Niedersächsischer Zukunftsdialog stellt regionale Wertschöpfung und politische Verlässlichkeit in den Mittelpunkt
L P D – Beim „Niedersächsischen Zukunftsdialog Landwirtschaft – Handel – Politik“ auf Gut Erichshof in Gehrden diskutierten auf Einladung von EDEKA Minden-Hannover Vertreterinnen und Vertreter von Landwirtschaft, Handel und Politik zentrale Zukunftsfragen der Branche. Unter der Schirmherrschaft von Ministerpräsident Olaf Lies standen insbesondere die Wiederherstellung einer Vertrauenskultur, der Abbau bürokratischer Hürden sowie die Sicherung regionaler Wertschöpfungsketten im Fokus.

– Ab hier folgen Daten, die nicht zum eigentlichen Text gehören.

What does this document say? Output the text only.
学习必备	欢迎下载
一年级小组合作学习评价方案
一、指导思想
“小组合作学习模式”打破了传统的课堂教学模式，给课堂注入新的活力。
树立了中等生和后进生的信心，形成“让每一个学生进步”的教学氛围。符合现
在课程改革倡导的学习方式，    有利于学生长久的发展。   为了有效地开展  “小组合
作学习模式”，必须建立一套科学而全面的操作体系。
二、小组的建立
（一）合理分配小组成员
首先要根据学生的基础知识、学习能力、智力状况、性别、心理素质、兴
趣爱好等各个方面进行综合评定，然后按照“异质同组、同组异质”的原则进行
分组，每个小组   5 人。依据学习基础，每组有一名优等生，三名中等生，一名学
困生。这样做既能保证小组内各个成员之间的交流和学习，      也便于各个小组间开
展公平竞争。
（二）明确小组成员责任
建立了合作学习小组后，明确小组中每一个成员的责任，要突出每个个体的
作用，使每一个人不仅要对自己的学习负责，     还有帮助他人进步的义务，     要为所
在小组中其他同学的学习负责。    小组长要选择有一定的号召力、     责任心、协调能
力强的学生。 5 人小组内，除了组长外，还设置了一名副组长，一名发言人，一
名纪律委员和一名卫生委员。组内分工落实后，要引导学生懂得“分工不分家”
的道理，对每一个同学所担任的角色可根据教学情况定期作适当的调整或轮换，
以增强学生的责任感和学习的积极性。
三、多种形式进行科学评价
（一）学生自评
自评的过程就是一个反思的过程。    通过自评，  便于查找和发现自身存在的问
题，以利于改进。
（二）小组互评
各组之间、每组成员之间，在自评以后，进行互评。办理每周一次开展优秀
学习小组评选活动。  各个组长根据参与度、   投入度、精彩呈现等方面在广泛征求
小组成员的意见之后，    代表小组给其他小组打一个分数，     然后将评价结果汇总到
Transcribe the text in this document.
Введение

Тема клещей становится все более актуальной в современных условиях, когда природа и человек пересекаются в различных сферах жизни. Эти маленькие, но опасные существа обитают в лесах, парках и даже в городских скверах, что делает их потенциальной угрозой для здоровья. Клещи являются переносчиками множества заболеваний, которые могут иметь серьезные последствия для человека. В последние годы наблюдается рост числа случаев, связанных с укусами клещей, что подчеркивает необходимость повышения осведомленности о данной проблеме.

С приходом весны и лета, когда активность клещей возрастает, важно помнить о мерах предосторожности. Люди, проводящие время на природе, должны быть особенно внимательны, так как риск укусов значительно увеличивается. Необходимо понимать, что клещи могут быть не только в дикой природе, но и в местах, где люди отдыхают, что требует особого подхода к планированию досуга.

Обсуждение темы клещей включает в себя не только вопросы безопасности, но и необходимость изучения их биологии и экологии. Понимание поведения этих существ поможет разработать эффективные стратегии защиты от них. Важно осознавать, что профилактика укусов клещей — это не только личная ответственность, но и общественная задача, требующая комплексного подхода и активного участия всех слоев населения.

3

„Niedersachsen ist Agrarland Nummer eins“, stellte Ministerpräsident Olaf Lies zu Beginn klar. „Damit das so bleibt, müssen Landwirtschaft, Handel und Politik an einem Strang ziehen. Regionale Produkte sind gefragt – sie sind gut für das Klima und stärken die regionale Wertschöpfung.“ Er verwies auf frühere Zeiten intensiver Gespräche zwischen Landwirtschaft und Handel und erinnerte daran, dass Verlässlichkeit notwendig sei, da Investitionen hohe Risiken bergen. Der Zukunftsdialog sei „genau der richtige Weg“, um gemeinsam Lösungen zu suchen und umzusetzen. Gleichzeitig mahnte er mehr Verantwortung vor Ort an: „Wir leben in einer Gesellschaft, in der die Misstrauenskultur überwiegt. Wir müssen wieder lernen, mit Spielräumen umzugehen, denn viele Themen stehen in totalem Widerspruch zueinander.“
Auch der Handel bekräftigte seine Bereitschaft zur Zusammenarbeit. „Wir stehen fest an der Seite der heimischen Landwirtschaft“, sagte EDEKA-Vorstandssprecher Mark Rosenkranz. Mit rund 5.000 regionalen Direktlieferanten sei EDEKA Minden-Hannover „der wichtigste Marktplatz für regional produzierte Lebensmittel“. Regionalität sei „das neue Bio“. Zugleich betonte er die Bedeutung der Wettbewerbsfähigkeit: „Diese Herausforderungen lassen sich nur gemeinsam bewältigen. Thema Nummer eins ist der Bürokratieabbau.“
Das Landvolk machte deutlich, dass der politische Handlungsdruck groß ist. „Unsere Landwirte brauchen Rückenwind, nicht zusätzliche Last. Politische Entscheidungen und Rahmenbedingungen müssen jetzt schnell praxistauglich gestaltet werden, sonst verstärkt sich der Strukturwandel und junge Leute steigen nicht in die Landwirtschaft ein“, sagte Frank Kohlenberg, Vizepräsident des Landvolks Niedersachsen. Wer regionale Wertschöpfung, Tierwohl und Nachhaltigkeit fördern wolle, müsse Genehmigungsverfahren beschleunigen und bürokratische Hürden abbauen – sonst werde es weiterhin große wirtschaftliche Einbußen geben. Problematisch sei, dass Regelungen in den Bundesländern unterschiedlich ausgelegt würden, etwa bei der Düngeverordnung oder im Baurecht. „Strukturwandel wird so beschleunigt statt gebremst.“
Manfred Tannen, Vizepräsident der Landwirtschaftskammer Niedersachsen, hob den Mehrwert des Dialogs hervor: „Dieser Dialog ist mehr als Symbolik. Landwirtschaft und Handel sollten gemeinsam weitere praktikable Lösungen zur Zusammenarbeit und für eine ausgewogene Wertschöpfung entwickeln.“ Die Kammer verstehe sich als Brücke zwischen Betrieben, Politik und Gesellschaft. Lösungen wie die Borchert-Vorschläge für den Tierwohlumbau hätten bereits auf dem Tisch gelegen, seien aber wieder verworfen worden. „Wir brauchen mehr Innovation“, forderte Tannen.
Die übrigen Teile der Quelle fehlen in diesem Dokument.